Wladimir Klitschko hat heute seinen Rücktritt vom aktiven Sport verkündet.  Dazu erklärt RTL-Programm-Geschäftsführer Frank Hoffmann: „Wladimir ist ein Ausnahmesportler und eine Ausnahmepersönlichkeit. Wir verbinden mit ihm so viele schöne Momente – innerhalb und außerhalb des Boxrings. Wir haben großen Respekt vor seiner Entscheidung. Natürlich wären wir gerne noch einmal mit ihm in den Kampf gezogen, aber sein Entschluss, sich nach 27 Jahren aus dem Boxsport zurückzuziehen, ist sehr gut nachvollziehbar.

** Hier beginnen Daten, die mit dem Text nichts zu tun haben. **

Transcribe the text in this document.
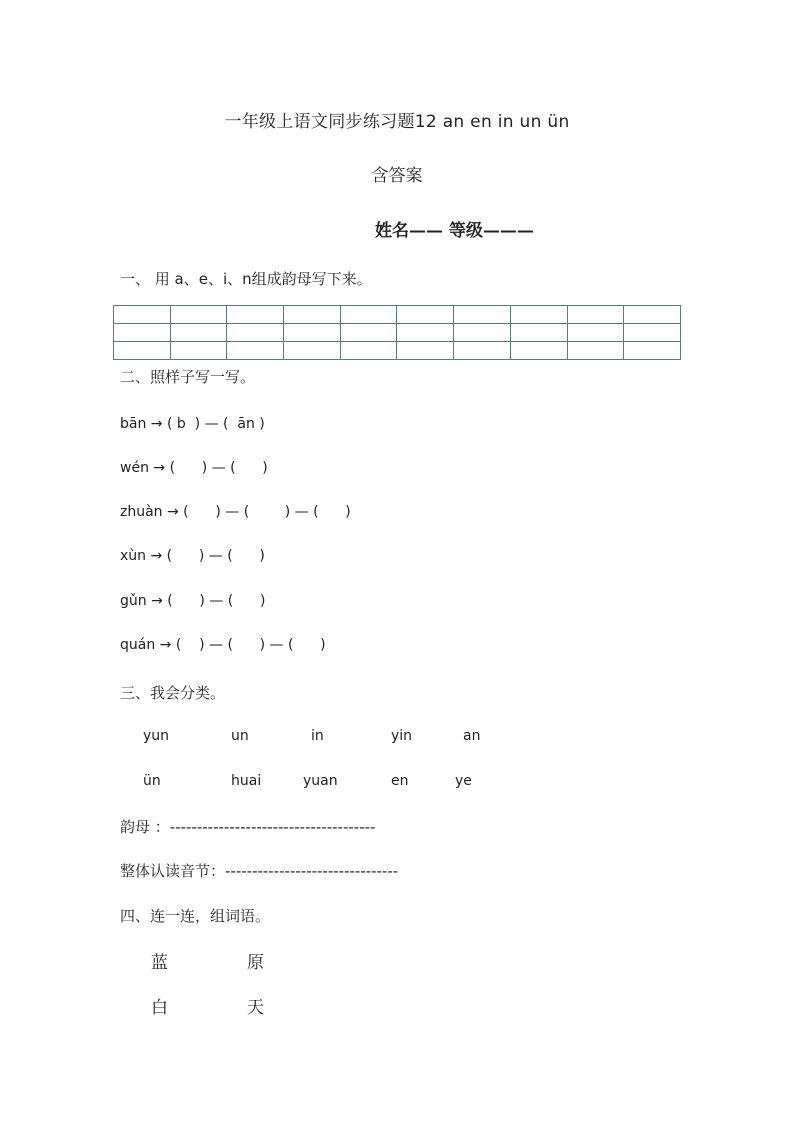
一年级上语文同步练习题12 an en in un ün
含答案
姓名—— 等级———
一、 用 a、e、i、n组成韵母写下来。

二、照样子写一写。
bān → ( b  ) — (  ān )
wén → (      ) — (      )
zhuàn → (      ) — (        ) — (      )
xùn → (      ) — (      )
gǔn → (      ) — (      )
quán → (    ) — (      ) — (      )
三、我会分类。
yun	un	in	yin	an
ün	huai	yuan	en	ye
韵母 ：--------------------------------------
整体认读音节：--------------------------------
四、连一连，组词语。
蓝	原
白	天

Mit diesem Rücktritt geht eine Ära zu Ende, die in der Sportwelt ihresgleichen sucht. Wir sind dankbar dafür, dass wir diese außergewöhnliche Persönlichkeit elf Jahre lang begleiten und gemeinsam mit ihm so viele große Erfolge feiern durften. Jetzt wünschen wir ihm alles Gute auf seinem weiteren Lebensweg und danken auch seinem Manager, Bernd Bönte, für die tolle Zusammenarbeit.“

In den vergangenen elf Jahren verband Wladimir Klitschko und RTL eine exklusive TV-Partnerschaft. Die gemeinsame Erfolgsgeschichte begann am 11. November 2006 in New York: Im legendären Madison Square Garden besiegte der damalige IBF- und IBO-Weltmeister den bis dahin ungeschlagenen US-Amerikaner Calvin Brock durch T.K.o. in der siebten Runde.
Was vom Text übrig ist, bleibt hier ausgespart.